The judge emphasised the last point when dealing with the requirement that there was ‘no other compelling reason for a trial’ by reference to the famous observation in Lady Anne Tennant v Associated Newspaper Group Ltd [1979] FSR 298 that ‘You do not get leave to defend by putting forward a case that is all surmise and Micawberism’. He further held that CPR1.1, the overriding objective of enabling the court to deal with cases justly, permeates the CPR and reinforces the warning against ‘Micawberism’.

In response to submissions made concerning the availability of documentary evidence mentioned in witness summaries, the judge said that “if the party … is in a position to mention a document, even without the co-operation of the witness, he should be required to produce it”. He did not accept that the publicity the case had attracted and the nature of the claims meant there was compelling reason for a trial.

Ticketus provides a useful summary for those bringing or defending applications for summary judgment, the principles of which are now firmly established.

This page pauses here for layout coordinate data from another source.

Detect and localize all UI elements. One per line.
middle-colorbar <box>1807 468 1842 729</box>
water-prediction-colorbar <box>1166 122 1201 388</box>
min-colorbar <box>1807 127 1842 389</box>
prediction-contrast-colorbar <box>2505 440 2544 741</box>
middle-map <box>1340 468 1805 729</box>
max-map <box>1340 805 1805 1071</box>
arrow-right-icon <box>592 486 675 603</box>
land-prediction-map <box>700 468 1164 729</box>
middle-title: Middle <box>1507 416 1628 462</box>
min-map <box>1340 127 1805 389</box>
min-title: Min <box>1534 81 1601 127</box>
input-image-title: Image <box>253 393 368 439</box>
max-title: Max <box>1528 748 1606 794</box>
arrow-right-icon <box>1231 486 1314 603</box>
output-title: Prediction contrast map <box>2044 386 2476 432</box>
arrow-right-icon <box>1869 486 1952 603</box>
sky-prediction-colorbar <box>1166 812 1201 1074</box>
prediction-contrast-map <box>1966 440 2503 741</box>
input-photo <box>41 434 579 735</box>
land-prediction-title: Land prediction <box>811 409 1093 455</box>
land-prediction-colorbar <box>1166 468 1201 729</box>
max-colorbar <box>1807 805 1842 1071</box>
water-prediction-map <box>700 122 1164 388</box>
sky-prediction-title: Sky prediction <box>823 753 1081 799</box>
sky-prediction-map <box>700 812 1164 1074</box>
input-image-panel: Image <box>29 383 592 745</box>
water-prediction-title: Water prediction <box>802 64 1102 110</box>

Summary judgment essentials

• The decisions in FG Wilson and Ticketus succinctly summarise the requirements for summary judgment.
• Ticketus is also a salutary warning that it is relatively unusual for a party to avoid summary judgment in a case where it has no real prospect of success.
• A respondent to an application for summary judgment cannot rely upon the complexity and value of a case or lack of access to documents or legal resources as reason for the matter to proceed to trial, unless they can show that their case is one of more than‘Micawberism.
• The judge’s statement about seeking disclosure of documents mentioned in, but not exhibited to, witness summaries encourages requests for disclosure (e.g. under CPR31.14), which might separately assist a party defending an application to support their position that the application is premature and does not reflect the evidence which should be available at trial.